Friday, May 05, 2006

Some random things that piss me off:

Decaf in the morning - What the hell is the point! There’s this guy who gets to work at around the same time I do (800am). If I see him in the parking lot, I rush ahead of him to the elevators. If I see him in the hallway walking toward the kitchen, I run. Why? Because this assclown makes DECAF coffee! We have one of those three burner coffee systems with one brewing station and each pot takes about ten minutes to brew. So if he beats me to the station, I’ll have to WAIT for my morning coffee, which my wife will tell you is a bad thing. If you don’t want CAFFEINE in the morning, get the hell out of my way! Drink fucking hot chocolate or tea or something! Coffee has one purpose, to wake my sorry ass up so I don’t pass out at my desk.

Useless Little League dads – OK, so I understand that not all dads play baseball well, and not all dads know their catcher’s mitt from their batting gloves. But goddamit, get your ass out there and help! Hold the hitting stick, shag overthrows, police the kids that are screwing around. Don’t just sit there like a fucking lump! We all know that they’re shitty ballplayers and don’t want to embarrass themselves and their sons. We. Don’t. Care. Get out there and help the coaches! At least volunteer… If they don’t need you, they’ll tell you.

School projects that parents do instead of their kids – You should see this shit. They want us to believe that their little paste-eating tornado of hyperactivity hand-lettered the multi-staged science project that analyzes the chemical reaction of Cobalt and Cesium in a partial-vacuum.
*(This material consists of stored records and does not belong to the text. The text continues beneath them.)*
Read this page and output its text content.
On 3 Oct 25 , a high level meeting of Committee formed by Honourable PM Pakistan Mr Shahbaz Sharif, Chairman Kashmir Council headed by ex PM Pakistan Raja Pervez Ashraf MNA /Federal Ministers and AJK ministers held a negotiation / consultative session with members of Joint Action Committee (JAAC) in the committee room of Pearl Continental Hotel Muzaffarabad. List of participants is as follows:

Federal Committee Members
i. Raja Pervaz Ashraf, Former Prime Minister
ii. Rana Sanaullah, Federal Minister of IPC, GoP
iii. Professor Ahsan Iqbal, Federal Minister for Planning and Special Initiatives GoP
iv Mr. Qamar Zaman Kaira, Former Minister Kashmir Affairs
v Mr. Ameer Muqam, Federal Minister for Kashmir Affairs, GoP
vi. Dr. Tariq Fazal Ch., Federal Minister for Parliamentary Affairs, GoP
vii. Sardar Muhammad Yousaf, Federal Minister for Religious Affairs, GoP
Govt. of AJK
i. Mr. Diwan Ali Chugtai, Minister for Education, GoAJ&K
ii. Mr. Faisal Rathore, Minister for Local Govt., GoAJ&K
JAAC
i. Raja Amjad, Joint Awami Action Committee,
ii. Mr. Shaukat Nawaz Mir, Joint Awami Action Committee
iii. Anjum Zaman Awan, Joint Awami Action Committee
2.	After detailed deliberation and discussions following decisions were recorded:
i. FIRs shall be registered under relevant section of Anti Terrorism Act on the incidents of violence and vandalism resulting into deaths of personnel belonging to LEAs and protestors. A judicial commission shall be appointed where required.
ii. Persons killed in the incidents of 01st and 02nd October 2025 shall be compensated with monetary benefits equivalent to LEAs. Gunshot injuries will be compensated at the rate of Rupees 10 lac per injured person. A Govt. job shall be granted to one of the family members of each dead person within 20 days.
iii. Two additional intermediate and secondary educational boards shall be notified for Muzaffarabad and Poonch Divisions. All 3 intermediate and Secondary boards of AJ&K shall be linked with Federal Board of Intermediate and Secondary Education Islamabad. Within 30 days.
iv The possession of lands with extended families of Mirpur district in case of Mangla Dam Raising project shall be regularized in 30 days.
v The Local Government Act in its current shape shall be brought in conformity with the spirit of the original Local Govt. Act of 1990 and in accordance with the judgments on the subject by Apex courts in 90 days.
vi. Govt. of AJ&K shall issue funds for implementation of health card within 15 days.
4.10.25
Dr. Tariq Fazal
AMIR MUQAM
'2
Bullshit. All you’re teaching your kid is how to take credit for someone else’s work, so they’ll grow up to be plagiarizing, bootlicking incompetents. Congratulations.

“Would you like the value meal?” or “Would you like some fries with that?” – Listen, you pimply faced dork, if I wanted a fucking value meal, I’d say “Give me the Value Meal. Since I didn’t, you can assume that I just want my goddamn burger!” It’s not like I’m an interplanetary immigrant who is learning the benefits of American fast food convenience order-placing.

Michelle Wie – Whoop-de-fucking-do. She made a cut in a men’s’ tournament. In a minor league men’s tournament. In a minor league men’s tournament in Korea. This is roughly like Manon Rheaume (who was much better looking, but I digress) playing minor league men’s hockey in the Philippines or something. She still hasn’t won a single trophy against WOMEN, and people are trumpeting her “accomplishment” because she made the cut against a bunch of 5’3” dry cleaners and gardeners. Now, if she can beat those dry cleaners and gardeners, that might be something. But in all likelihood, she’ll end up behind by double digits by the end and still call it “a victory”. Nice to have such incredible talent combined with an incredibly low bar for oneself.

1 Comments:

At 12:48 PM, Blogger TenMile said...

Dig up the Sci Amer article that shows were De-Caf is actually BAD for one, vs Regular which is not.

Stick it or the reference in an inter-office memo to the stick.

Still beating him to the coffee pot might be the better solution.